The ill-fated Admiral Ozzel, in Star Wars as played by the late Michael Sheard.

During that night, however, I was awoken by a terrible noise of yowling. Our cat had knocked over the bin (as was his want) to eat what he could find. I found him crouching over his litter tray, wailing like a banshee, with a yellow muzzle of vindaloo stains. He didn’t trouble the bin much after that.

Accidentally created CS gas

But that traumatic incident – more for Bogart the moggy than me – didn’t deter my love of curry.

And it only got better with time with different regions, ingredients and spices coming into play to the point where it is now the world-class cuisine I will turn to over any other.

I even learned how to make a mean curry from scratch – my lamb and spinach Balti is to die for, even if I say so myself. And no cats are hurt in the making of this dish.
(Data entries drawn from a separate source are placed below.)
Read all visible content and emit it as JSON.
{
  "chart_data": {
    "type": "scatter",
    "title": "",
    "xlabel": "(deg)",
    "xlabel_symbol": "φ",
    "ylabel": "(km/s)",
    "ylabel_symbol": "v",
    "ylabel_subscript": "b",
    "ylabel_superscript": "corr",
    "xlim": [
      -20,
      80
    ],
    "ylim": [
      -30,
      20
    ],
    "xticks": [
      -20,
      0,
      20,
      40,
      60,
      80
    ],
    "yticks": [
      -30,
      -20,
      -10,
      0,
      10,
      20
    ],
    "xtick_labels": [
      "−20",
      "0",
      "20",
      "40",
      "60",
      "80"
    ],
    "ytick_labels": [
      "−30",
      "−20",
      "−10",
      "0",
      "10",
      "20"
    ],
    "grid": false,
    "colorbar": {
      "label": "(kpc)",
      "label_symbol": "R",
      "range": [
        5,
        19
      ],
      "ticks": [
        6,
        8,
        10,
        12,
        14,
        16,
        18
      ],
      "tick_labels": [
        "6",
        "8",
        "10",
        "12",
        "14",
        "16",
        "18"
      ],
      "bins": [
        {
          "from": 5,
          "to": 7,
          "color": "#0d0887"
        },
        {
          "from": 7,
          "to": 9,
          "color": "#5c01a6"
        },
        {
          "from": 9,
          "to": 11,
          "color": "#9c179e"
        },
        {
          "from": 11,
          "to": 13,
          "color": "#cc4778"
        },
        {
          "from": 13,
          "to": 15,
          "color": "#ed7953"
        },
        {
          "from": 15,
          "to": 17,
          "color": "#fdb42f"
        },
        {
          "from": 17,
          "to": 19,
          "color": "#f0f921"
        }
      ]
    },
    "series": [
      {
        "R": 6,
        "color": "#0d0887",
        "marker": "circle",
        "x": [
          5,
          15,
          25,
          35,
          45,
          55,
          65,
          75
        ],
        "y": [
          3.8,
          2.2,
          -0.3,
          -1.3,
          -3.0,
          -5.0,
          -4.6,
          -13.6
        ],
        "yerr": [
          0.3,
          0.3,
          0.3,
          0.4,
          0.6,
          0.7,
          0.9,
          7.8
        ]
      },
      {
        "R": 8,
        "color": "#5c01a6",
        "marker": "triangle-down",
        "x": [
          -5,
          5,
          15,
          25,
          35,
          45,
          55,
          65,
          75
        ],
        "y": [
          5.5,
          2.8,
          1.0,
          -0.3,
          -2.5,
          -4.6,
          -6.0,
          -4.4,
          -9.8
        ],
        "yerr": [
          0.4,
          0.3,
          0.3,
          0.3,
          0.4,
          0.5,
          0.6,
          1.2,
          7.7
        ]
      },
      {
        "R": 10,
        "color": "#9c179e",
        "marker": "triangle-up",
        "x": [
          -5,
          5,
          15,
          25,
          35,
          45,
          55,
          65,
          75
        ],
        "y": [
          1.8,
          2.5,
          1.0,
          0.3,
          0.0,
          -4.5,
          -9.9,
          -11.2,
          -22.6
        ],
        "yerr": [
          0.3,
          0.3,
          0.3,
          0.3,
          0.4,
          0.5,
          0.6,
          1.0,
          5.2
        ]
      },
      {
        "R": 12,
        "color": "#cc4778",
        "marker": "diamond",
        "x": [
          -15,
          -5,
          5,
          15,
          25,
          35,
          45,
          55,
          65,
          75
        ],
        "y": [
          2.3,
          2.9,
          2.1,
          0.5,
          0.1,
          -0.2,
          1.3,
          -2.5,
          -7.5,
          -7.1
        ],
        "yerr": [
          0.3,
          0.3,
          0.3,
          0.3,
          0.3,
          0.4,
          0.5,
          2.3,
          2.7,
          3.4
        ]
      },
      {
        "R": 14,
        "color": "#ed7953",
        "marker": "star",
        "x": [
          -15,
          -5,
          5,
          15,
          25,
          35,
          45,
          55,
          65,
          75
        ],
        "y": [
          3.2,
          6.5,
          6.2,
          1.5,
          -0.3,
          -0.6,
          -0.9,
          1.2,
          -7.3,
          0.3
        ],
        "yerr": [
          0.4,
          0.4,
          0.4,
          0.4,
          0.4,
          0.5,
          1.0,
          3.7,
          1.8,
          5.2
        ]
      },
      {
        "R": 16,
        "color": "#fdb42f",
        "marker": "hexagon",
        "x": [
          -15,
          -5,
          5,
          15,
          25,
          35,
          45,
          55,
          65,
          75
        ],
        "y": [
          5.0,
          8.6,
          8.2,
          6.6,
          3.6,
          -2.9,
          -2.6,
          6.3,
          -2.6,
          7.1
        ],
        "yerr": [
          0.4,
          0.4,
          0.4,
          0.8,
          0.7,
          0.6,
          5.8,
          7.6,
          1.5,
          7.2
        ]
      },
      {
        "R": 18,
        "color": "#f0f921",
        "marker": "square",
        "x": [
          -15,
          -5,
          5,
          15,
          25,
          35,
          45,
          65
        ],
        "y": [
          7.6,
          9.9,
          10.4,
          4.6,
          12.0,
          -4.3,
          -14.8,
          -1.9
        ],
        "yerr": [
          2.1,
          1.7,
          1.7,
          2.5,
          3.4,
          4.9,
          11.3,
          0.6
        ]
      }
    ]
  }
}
Chili con carne, cutting edge cuisine in the 70s.

Well, other than that time I was following a Jamie Oliver recipe and put some chilli flakes into a too hot pan, accidentally creating CS gas. The whole house was choking, but none more so than our then pet puss, Squeaky, who was gasping, bulging eyed, until the smoke cleared after we opened every window in the house. He always scarpered when I produced a wok after that.

Which brings us back to MasterChef… a programme on which I will never appear. I can rustle up all sorts of meals and really enjoy making dinner. But I’m aware of the fact I’m a bloke cook – curries and chilli.

And sometimes I even have the latter on buttered toast. Thanks mum.